What the SculpTour “is,” meanwhile, is testament to many people’s dedication and hard work in service of an inspired idea.
No sooner had Suwanee made its first major public art statement in March 2010 — installing “Shimmering Echoes,” a $78,000 “suspended sculpture” by Seattle artist Koryn Rolstad inside City Hall — than attention turned to the SculpTour. In some ways, it would be more difficult to pull off than getting all 1,900 pieces of Rolstad’s sculpture arranged and hung just right. Having forsworn using any public money, the SculpTour would be totally reliant on private donors to be up and running by this summer.
“It was chicken-and-egg time for a while, like, ‘Do we do the [request for artists’ proposals] without knowing if we’ll have the money to put it on?’” recalled Brinson, who provides staff support to the public arts commission. “When we’d raised $25,000 by the end of the year [2010], we had enough to pull the trigger. We still couldn’t buy one at that point, but we could ‘rent’ at least 10.”
Now that total is up to about $45,000 — Peoples Bank & Trust, Georgia Natural Gas and Ssam’s Grill and Cafe each donated $10,000; Ippolito’s Italian Restaurant overlooking the park gave $3,000, and the Gwinnett County Convention and Visitors Bureau came through with a $4,000 grant. That allowed for a 15-piece SculpTour (pedestals were purchased for $600 apiece, but they can be reused in subsequent years ) and for the purchase of one of the works at its conclusion.

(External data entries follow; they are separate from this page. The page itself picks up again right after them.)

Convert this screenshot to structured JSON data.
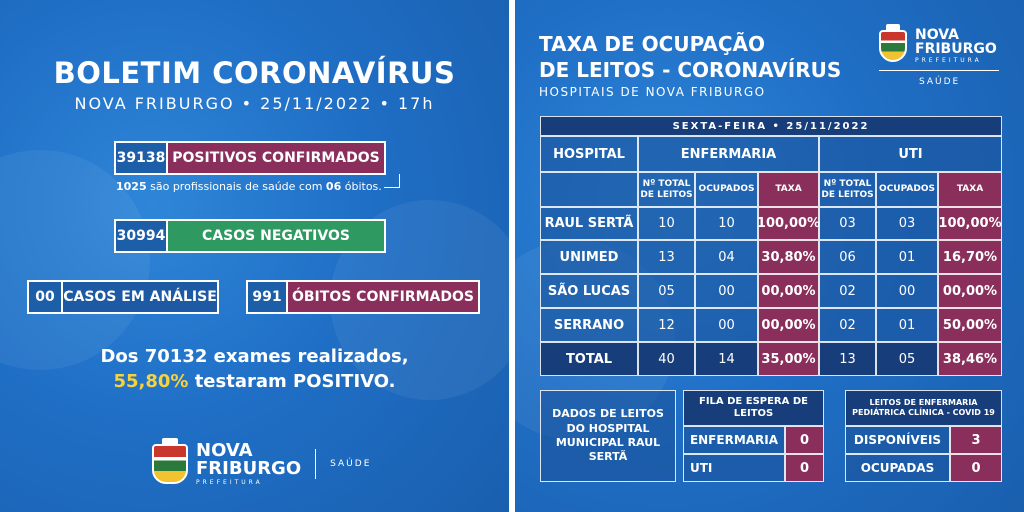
{
  "left": {
    "title": "BOLETIM CORONAVÍRUS",
    "subtitle": "NOVA FRIBURGO • 25/11/2022 • 17h",
    "positivos": {
      "value": "39138",
      "label": "POSITIVOS CONFIRMADOS"
    },
    "profissionais_note": {
      "count": "1025",
      "text": " são profissionais de saúde com ",
      "obitos": "06",
      "suffix": " óbitos."
    },
    "negativos": {
      "value": "30994",
      "label": "CASOS NEGATIVOS"
    },
    "analise": {
      "value": "00",
      "label": "CASOS EM ANÁLISE"
    },
    "obitos": {
      "value": "991",
      "label": "ÓBITOS CONFIRMADOS"
    },
    "exames_line1": "Dos 70132 exames realizados,",
    "exames_pct": "55,80%",
    "exames_line2_rest": " testaram POSITIVO.",
    "logo_line1": "NOVA",
    "logo_line2": "FRIBURGO",
    "logo_pref": "PREFEITURA",
    "logo_saude": "SAÚDE"
  },
  "right": {
    "title_line1": "TAXA DE OCUPAÇÃO",
    "title_line2": "DE LEITOS - CORONAVÍRUS",
    "subtitle": "HOSPITAIS DE NOVA FRIBURGO",
    "logo_line1": "NOVA",
    "logo_line2": "FRIBURGO",
    "logo_pref": "PREFEITURA",
    "logo_saude": "SAÚDE",
    "date_header": "SEXTA-FEIRA • 25/11/2022",
    "col_hospital": "HOSPITAL",
    "col_enfermaria": "ENFERMARIA",
    "col_uti": "UTI",
    "sub_total": "Nº TOTAL\nDE LEITOS",
    "sub_ocupados": "OCUPADOS",
    "sub_taxa": "TAXA",
    "rows": [
      {
        "name": "RAUL SERTÃ",
        "e_total": "10",
        "e_ocup": "10",
        "e_taxa": "100,00%",
        "u_total": "03",
        "u_ocup": "03",
        "u_taxa": "100,00%"
      },
      {
        "name": "UNIMED",
        "e_total": "13",
        "e_ocup": "04",
        "e_taxa": "30,80%",
        "u_total": "06",
        "u_ocup": "01",
        "u_taxa": "16,70%"
      },
      {
        "name": "SÃO LUCAS",
        "e_total": "05",
        "e_ocup": "00",
        "e_taxa": "00,00%",
        "u_total": "02",
        "u_ocup": "00",
        "u_taxa": "00,00%"
      },
      {
        "name": "SERRANO",
        "e_total": "12",
        "e_ocup": "00",
        "e_taxa": "00,00%",
        "u_total": "02",
        "u_ocup": "01",
        "u_taxa": "50,00%"
      },
      {
        "name": "TOTAL",
        "e_total": "40",
        "e_ocup": "14",
        "e_taxa": "35,00%",
        "u_total": "13",
        "u_ocup": "05",
        "u_taxa": "38,46%"
      }
    ],
    "dados_label": "DADOS DE LEITOS DO HOSPITAL MUNICIPAL RAUL SERTÃ",
    "fila_title": "FILA DE ESPERA DE LEITOS",
    "fila_enfermaria": {
      "label": "ENFERMARIA",
      "value": "0"
    },
    "fila_uti": {
      "label": "UTI",
      "value": "0"
    },
    "ped_title": "LEITOS DE ENFERMARIA PEDIÁTRICA CLÍNICA - COVID 19",
    "disponiveis": {
      "label": "DISPONÍVEIS",
      "value": "3"
    },
    "ocupadas": {
      "label": "OCUPADAS",
      "value": "0"
    }
  },
  "colors": {
    "wine": "#8a2f5c",
    "green": "#2e9a62",
    "navy": "#173d7a",
    "yellow": "#f6d23c"
  }
}
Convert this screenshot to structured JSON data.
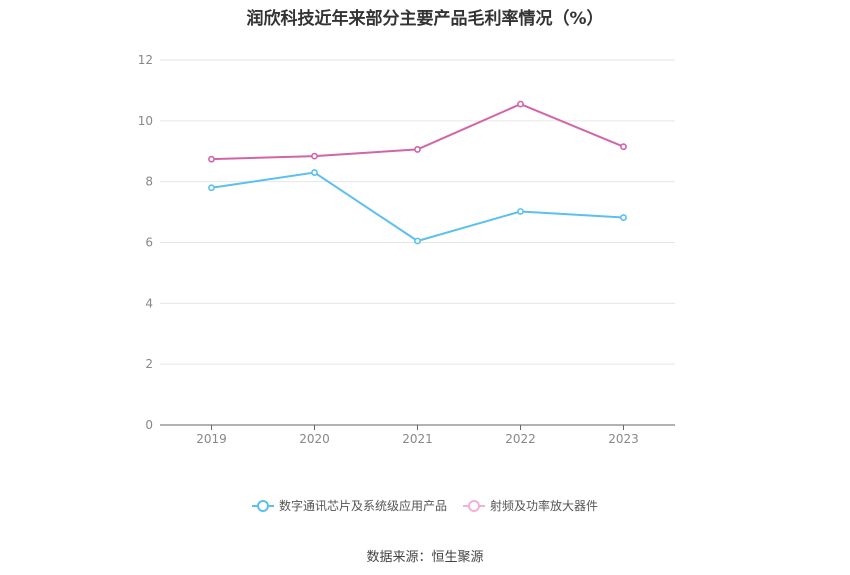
{
  "chart_data": {
    "type": "line",
    "title": "润欣科技近年来部分主要产品毛利率情况（%）",
    "categories": [
      "2019",
      "2020",
      "2021",
      "2022",
      "2023"
    ],
    "series": [
      {
        "name": "数字通讯芯片及系统级应用产品",
        "color": "#5bc0f0",
        "values": [
          7.8,
          8.3,
          6.05,
          7.02,
          6.82
        ]
      },
      {
        "name": "射频及功率放大器件",
        "color": "#d264a8",
        "values": [
          8.74,
          8.84,
          9.06,
          10.55,
          9.15
        ]
      }
    ],
    "ylim": [
      0,
      12
    ],
    "yticks": [
      0,
      2,
      4,
      6,
      8,
      10,
      12
    ],
    "grid": true,
    "legend": "bottom"
  },
  "source": "数据来源：恒生聚源"
}
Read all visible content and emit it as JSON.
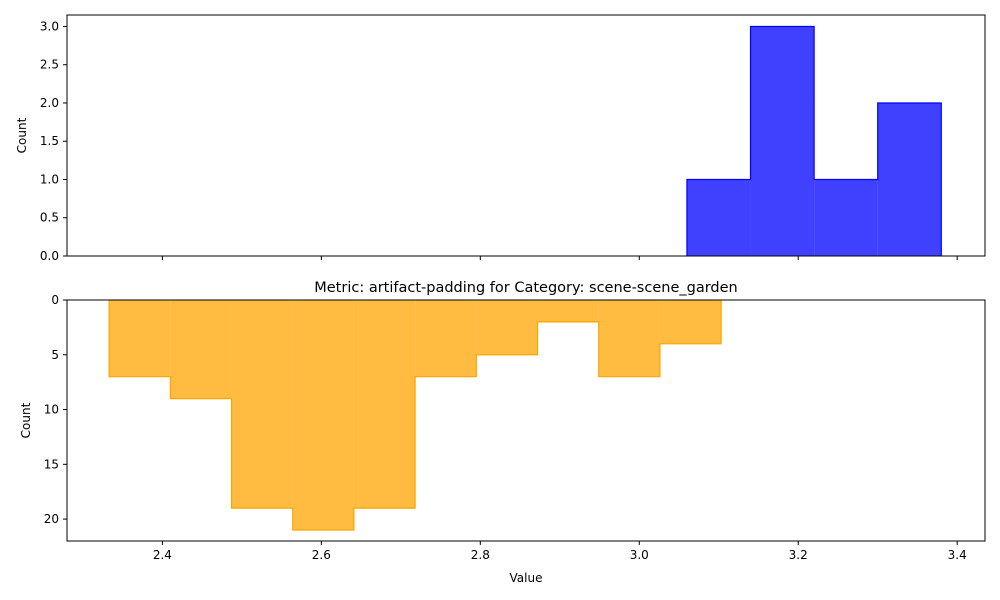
{
  "chart_data": [
    {
      "type": "bar",
      "title": "",
      "xlabel": "",
      "ylabel": "Count",
      "xlim": [
        2.28,
        3.435
      ],
      "ylim": [
        0,
        3.15
      ],
      "inverted_y": false,
      "color": "#0000ff",
      "bin_edges": [
        3.06,
        3.14,
        3.22,
        3.3,
        3.38
      ],
      "values": [
        1,
        3,
        1,
        2
      ],
      "x_ticks": [
        2.4,
        2.6,
        2.8,
        3.0,
        3.2,
        3.4
      ],
      "x_tick_labels_visible": false,
      "y_ticks": [
        0.0,
        0.5,
        1.0,
        1.5,
        2.0,
        2.5,
        3.0
      ],
      "y_tick_labels": [
        "0.0",
        "0.5",
        "1.0",
        "1.5",
        "2.0",
        "2.5",
        "3.0"
      ]
    },
    {
      "type": "bar",
      "title": "Metric: artifact-padding for Category: scene-scene_garden",
      "xlabel": "Value",
      "ylabel": "Count",
      "xlim": [
        2.28,
        3.435
      ],
      "ylim": [
        0,
        22
      ],
      "inverted_y": true,
      "color": "#ffa500",
      "bin_edges": [
        2.333,
        2.41,
        2.487,
        2.564,
        2.641,
        2.718,
        2.795,
        2.872,
        2.949,
        3.026,
        3.103
      ],
      "values": [
        7,
        9,
        19,
        21,
        19,
        7,
        5,
        2,
        7,
        4
      ],
      "x_ticks": [
        2.4,
        2.6,
        2.8,
        3.0,
        3.2,
        3.4
      ],
      "x_tick_labels": [
        "2.4",
        "2.6",
        "2.8",
        "3.0",
        "3.2",
        "3.4"
      ],
      "x_tick_labels_visible": true,
      "y_ticks": [
        0,
        5,
        10,
        15,
        20
      ],
      "y_tick_labels": [
        "0",
        "5",
        "10",
        "15",
        "20"
      ]
    }
  ]
}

The public will decide which one it will be. They’ll have a wide range to choose from, whether it’s the eye-popping lime green figure of a person aiming a solar panel at City Hall (“Bright Ideas #2” by Lori Sturgess of Roswell) or the clever and potentially controversial faith-based take on a phone booth (“Prayer Booth” by Dylan Mortimer of Kansas City, Mo.)
And early evidence suggests the public will come. On the day that Lusky’s piece and six others were installed, Payton McClendon and Kayla Settle checked out “Free Spirit” by Jennifer Freeman of Johns Creek. Sipping from their Planet Smoothie cups, the duo thoughtfully studied the cement and mosaic figure of a woman from all angles.
“We were all the way over there and we said, ‘What’s that?’ ” Payton, 16, said, pointing to where they’d come from the other side of the park.
“Everyone will get something different from it,” Kayla said approvingly. “That’s so cool.”